I think the truth behind this little folktale is simpler & sadder than any attempt to claim that “nakedness” means something else, or make Noah’s alleged behavior in this story make sense.
I think that this particular story is a folktale. We have no more reason to believe that this happened than that Hercules stole Hippolyta’s girdle or that Prometheus stole fire from Helios. In fact, we have a good deal less, for one simple reason:
The story was told among the Israelites for a contemporary purpose, just as it would later be told among the Anglo-Saxons in America for their own purposes. It is a myth, a lie told about an already defamed & defined victim class to claim an ancient directive to abuse them. The reason it’s in the book boils down to one sentence:
“Damned be Cannan, servant of servants may he be to his brothers!”

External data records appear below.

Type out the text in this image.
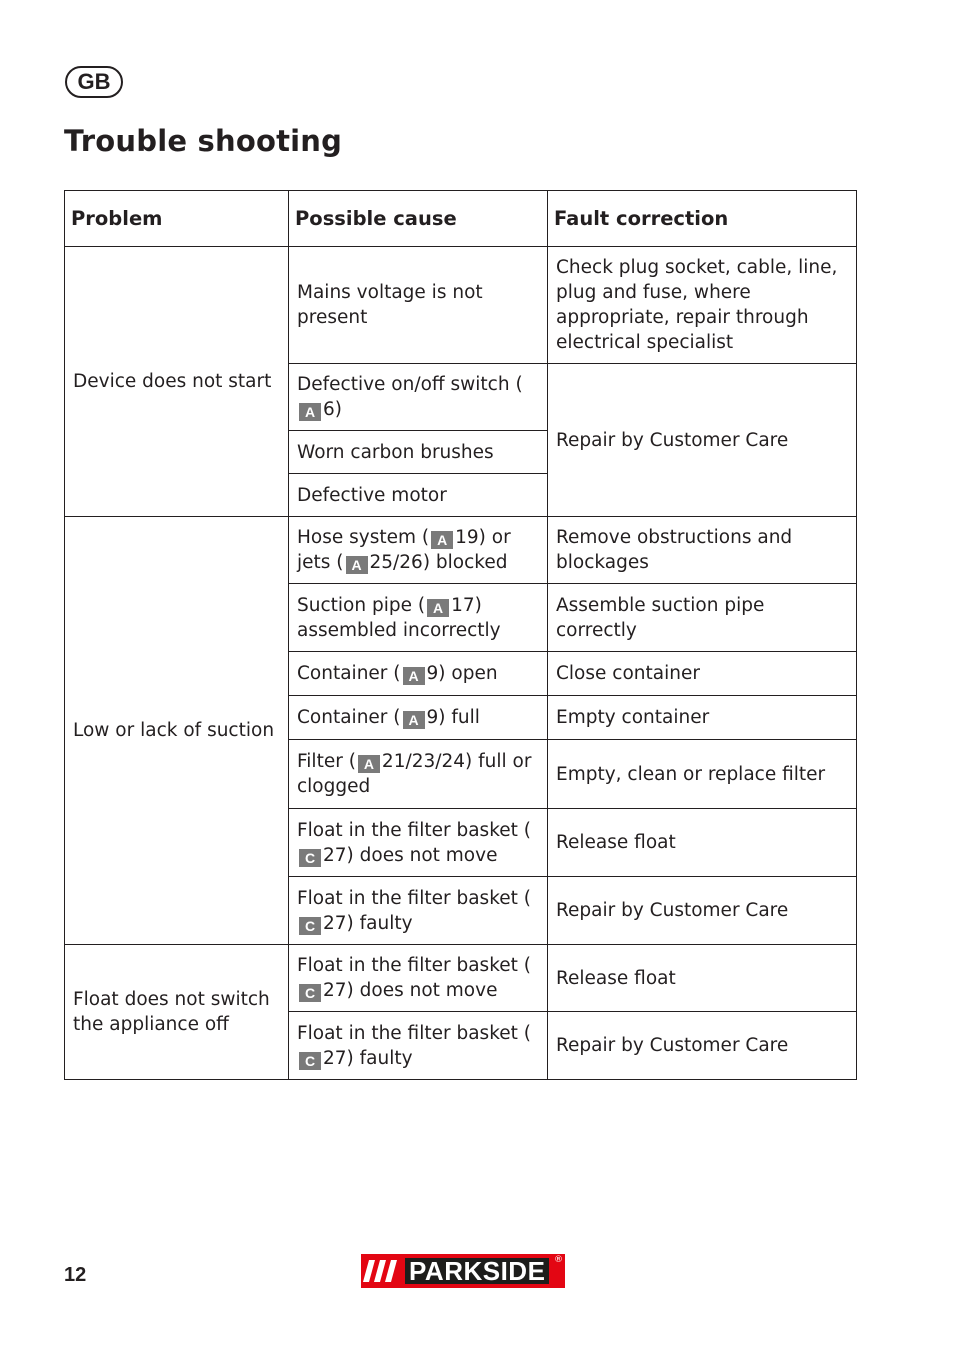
GB
Trouble shooting
Problem	Possible cause	Fault correction
Device does not start	Mains voltage is not present	Check plug socket, cable, line, plug and fuse, where appropriate, repair through electrical specialist
	Defective on/off switch (A 6)	Repair by Customer Care
	Worn carbon brushes	
	Defective motor	
Low or lack of suction	Hose system ( A 19) or jets ( A 25/26) blocked	Remove obstructions and blockages
	Suction pipe ( A 17) assembled incorrectly	Assemble suction pipe correctly
	Container ( A 9) open	Close container
	Container ( A 9) full	Empty container
	Filter ( A 21/23/24) full or clogged	Empty, clean or replace filter
	Float in the filter basket (C 27) does not move	Release float
	Float in the filter basket (C 27) faulty	Repair by Customer Care
Float does not switch the appliance off	Float in the filter basket (C 27) does not move	Release float
	Float in the filter basket (C 27) faulty	Repair by Customer Care
12	PARKSIDE ®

What many fail to realize when reading the Torah is that “saw his nakedness” isn’t a euphemism. We in modern English-speaking culture, just now recovering from Bowdlerism, imagine it’s the same kind of delicacy. But as this story shows, just seeing his father naked was a shame to Ham. The text of the Torah clearly indicates that the ancient Israelites, at least by the time of the “J” writer, had an almost psychotic abhorrence for nudity. It was not only a sin to engage in what we recognize as sexual congress outside of marriage; it was a great shame to see anyone but one’s spouse naked. It was a crime to see one’s relatives naked, tantamount to incest itself.
It seems that when the Israelites invaded the land of those they called Canaanites (the word, as Dex points out, connotes a humbling; perhaps this was a contemptuous catch-all for nations more properly known as Amorites, Perrizites, Amalekites, Jebusites, Hittites, et al.), they found an Anatolian-style pagan culture, that was more blatant about sex, had temple prostitutes, & was (at least somewhat) freer with nudity. But I’m out of my field here, so maybe someone up on the archaeology can tell us more. I’m pretty sure ancient non-Hebrews of the Levant revered sexually-identified fertility gods (Asherah & Baal), rather than the single uptight “Jah” of the Hebrews.
This story ties in Hebrew culture’s hatred of nudity with a condemnation of Canaan. It’s propaganda.